Minggu, 31 Januari 2016

Story: Seblak

ENGLISH VERSION



I have not known this kind of food until I was graduated from Senior High School and move to Bandung. 

Seblak is one of the most well-known food in Bandung, made from crackers (kerupuk), noodle, or macaroni as the main ingredient. From the history, many people said that Bandung is not the origin of seblak, because this food is famous in 2000s. They said that the origin of Seblak may come from Sumpiuh, Banyumas, because of the similarity with Krupuk Godog (boiled crackers) that has been popular since 1940s.

The way to cook the ingredients is by soak them into the hot water/boiled water. For your information, kerupuk is a famous snack in parts of Southeast Asia, but closely associated to Indonesia. I think this kinda weird-but-special food because almost all kerupuk in Indonesia was fried, not soaked in hot water. As the result, kerupuk that cooked as seblak has soft texture.

Another important ingredients is chili. Almost entire of Indonesian like to eat spicy food, so seblak is also being well-known because of its spiciness. For some occasions, you can find some products that show levels of spiciness of food. Some Indonesians think that the spicier food they eat makes them pride of themself without thinking too much about the possible consequences, such as diarrhea. Just be careful, right!

Beside the main ingredients and seasoning, you can add some mustards, eggs, even bones into seblak. Then, just pour all ingredients and seasoning and serve it. (That's not kind of Indonesian food if it was not flavoured with some seasoning, such as garlic, onions, salt, kencur, etc. For your information, the foods in Indonesia has weaker flavour than Indian cuisine, so many foods from Indonesia are suitable for some foreigners or tourists that come to Indonesia. Do you want some proof? Just remember the poll from CNN that show Rendang (steamed beef from Padang, Indonesia) as the most delicious food in the world and followed with other Indonesian cuisines.)

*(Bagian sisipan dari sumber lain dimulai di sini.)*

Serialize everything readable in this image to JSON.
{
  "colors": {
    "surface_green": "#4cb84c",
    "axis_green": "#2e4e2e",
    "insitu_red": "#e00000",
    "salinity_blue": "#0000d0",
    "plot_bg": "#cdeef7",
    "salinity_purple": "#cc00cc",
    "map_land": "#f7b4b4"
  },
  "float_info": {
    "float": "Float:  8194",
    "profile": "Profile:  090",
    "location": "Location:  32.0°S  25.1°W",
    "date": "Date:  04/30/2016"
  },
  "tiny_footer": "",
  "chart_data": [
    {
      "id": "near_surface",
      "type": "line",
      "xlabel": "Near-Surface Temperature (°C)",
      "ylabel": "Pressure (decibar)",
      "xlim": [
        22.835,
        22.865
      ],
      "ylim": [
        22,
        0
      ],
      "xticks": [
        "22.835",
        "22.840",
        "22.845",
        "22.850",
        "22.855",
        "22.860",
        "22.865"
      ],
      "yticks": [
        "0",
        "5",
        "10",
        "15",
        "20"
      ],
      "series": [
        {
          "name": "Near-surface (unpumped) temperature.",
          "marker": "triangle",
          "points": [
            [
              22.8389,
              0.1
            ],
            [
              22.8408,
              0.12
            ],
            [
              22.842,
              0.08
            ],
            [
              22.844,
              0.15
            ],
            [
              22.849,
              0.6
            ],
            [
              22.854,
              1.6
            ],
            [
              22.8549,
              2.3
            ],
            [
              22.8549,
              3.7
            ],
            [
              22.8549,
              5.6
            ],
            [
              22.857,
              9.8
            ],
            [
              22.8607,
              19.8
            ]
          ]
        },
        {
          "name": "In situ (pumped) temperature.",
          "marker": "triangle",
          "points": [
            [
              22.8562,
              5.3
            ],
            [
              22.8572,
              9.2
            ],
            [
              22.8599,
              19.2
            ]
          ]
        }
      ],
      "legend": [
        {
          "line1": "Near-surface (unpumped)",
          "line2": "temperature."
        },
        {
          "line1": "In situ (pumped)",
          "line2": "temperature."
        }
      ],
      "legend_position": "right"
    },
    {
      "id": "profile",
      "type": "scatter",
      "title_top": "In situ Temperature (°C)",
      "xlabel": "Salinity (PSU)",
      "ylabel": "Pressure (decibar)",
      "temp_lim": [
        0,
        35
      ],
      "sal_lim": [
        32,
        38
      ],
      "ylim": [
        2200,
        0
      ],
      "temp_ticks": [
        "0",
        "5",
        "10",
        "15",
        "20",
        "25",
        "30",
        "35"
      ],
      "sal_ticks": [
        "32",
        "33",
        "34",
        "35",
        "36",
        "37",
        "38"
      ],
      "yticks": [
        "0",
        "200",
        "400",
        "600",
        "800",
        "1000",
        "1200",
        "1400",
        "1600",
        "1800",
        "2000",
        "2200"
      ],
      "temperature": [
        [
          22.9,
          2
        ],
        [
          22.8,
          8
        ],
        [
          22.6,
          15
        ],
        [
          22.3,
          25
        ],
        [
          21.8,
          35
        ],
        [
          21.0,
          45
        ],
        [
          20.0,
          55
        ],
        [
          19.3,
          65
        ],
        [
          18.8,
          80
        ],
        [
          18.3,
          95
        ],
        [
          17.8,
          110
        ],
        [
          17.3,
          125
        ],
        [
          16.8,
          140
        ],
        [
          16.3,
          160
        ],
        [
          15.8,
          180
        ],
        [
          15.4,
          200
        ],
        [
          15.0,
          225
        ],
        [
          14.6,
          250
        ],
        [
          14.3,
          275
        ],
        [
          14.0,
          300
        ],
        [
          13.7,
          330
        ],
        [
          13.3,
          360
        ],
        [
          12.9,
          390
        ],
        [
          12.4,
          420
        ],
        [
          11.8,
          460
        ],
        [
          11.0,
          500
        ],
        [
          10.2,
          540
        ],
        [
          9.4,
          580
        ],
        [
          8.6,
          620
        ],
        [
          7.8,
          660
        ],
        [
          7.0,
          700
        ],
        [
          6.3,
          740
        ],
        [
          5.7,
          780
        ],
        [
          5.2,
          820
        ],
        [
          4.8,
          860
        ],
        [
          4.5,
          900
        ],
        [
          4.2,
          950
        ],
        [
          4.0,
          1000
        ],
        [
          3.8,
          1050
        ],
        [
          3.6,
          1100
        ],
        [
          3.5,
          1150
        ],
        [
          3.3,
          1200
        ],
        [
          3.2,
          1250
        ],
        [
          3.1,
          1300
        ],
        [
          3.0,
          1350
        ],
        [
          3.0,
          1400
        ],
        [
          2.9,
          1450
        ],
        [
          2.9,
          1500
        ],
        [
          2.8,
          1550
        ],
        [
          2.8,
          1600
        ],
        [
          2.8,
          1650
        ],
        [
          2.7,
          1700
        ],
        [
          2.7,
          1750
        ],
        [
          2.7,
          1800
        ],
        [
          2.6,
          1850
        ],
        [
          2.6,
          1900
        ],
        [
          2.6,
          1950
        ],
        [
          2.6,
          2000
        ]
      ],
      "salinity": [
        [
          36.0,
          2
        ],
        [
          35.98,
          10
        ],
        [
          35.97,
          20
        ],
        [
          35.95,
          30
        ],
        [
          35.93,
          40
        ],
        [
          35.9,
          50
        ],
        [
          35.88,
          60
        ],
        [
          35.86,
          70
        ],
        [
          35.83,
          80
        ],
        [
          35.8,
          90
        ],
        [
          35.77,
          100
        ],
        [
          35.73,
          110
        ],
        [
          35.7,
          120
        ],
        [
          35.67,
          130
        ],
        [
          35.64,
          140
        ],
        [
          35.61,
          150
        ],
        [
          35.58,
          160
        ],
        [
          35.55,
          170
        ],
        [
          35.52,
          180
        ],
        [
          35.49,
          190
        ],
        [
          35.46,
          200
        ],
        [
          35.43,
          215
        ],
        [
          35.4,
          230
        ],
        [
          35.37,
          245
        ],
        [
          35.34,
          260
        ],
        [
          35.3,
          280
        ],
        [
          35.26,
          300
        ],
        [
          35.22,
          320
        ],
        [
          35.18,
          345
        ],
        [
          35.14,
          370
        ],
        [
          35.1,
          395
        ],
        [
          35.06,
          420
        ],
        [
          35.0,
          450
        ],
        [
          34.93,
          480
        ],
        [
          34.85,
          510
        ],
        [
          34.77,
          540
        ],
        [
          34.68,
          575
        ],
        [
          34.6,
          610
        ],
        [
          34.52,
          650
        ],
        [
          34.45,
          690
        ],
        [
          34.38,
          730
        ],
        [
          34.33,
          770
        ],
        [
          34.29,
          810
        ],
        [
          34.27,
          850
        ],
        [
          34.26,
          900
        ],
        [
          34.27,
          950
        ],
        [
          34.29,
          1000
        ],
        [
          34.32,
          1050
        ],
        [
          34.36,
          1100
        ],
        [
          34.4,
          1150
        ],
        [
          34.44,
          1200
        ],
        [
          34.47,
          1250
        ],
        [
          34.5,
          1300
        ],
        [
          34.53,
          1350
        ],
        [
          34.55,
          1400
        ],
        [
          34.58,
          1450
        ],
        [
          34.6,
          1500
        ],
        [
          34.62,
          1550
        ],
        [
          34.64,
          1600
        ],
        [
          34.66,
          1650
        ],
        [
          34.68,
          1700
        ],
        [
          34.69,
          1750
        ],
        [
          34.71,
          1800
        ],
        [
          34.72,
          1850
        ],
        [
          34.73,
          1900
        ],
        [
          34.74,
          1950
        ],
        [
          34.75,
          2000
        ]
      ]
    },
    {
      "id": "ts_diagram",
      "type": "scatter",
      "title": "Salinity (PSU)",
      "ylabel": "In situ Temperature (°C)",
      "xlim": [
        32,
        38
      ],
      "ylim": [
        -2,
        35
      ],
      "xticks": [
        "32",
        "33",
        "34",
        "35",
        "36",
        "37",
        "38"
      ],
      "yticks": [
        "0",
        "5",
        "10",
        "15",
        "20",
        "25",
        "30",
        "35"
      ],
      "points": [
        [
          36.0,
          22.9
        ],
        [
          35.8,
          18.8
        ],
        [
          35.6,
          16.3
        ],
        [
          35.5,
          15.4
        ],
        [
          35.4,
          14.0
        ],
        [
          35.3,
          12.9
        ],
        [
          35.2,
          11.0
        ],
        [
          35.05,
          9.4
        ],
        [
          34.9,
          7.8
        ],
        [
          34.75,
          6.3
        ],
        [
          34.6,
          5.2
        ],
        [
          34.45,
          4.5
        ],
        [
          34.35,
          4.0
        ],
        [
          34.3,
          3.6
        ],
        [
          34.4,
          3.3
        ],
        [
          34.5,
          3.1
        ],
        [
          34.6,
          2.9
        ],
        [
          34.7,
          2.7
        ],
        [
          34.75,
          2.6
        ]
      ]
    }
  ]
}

So, if you want to eat seblak, just come to Bandung, because many street vendors or shops sell it with affordable price and many interesting variations.

VERSI BAHASA INDONESIA


Saya belum pernah mengetahui jenis makanan ini sampai saya lulus dari SMA dan melanjutkan kuliah di Bandung. 

Seblak adalah makanan yang sangat terkenal di Bandung, terbuat dari kerupuk, mie, atau makaroni sebagai bahan utama. Berdasarkan sejarah, banyak orang berkata bahwa seblak bukan berasal dari Bandung, namun berasal dari Sumpiuh, Banyumas. Latar belakang dari pernyataan tersebut adalah bahwa seblak baru terkenal pada tahun 2000an, sedangkan krupuk godog (kerupuk rebus) yang berasal dari Sumpiuh tersebut sudah terkenal sejak tahun 1940.

Cara memasak bahan utama tersebut adalah dengan merendamnya ke dalam air panas. Tentu saja kita mengetahui bahwa kerupuk adalah makanan favorit khas Asia Tenggara, khususnya Indonesia, yang dimasak dengan cara digoreng, sehingga mungkin akan terkesan aneh bahwa ada kerupuk yang dimasak dengan cara direndam. Sebagai hasilnya, seblak memiliki tekstur yang lembut.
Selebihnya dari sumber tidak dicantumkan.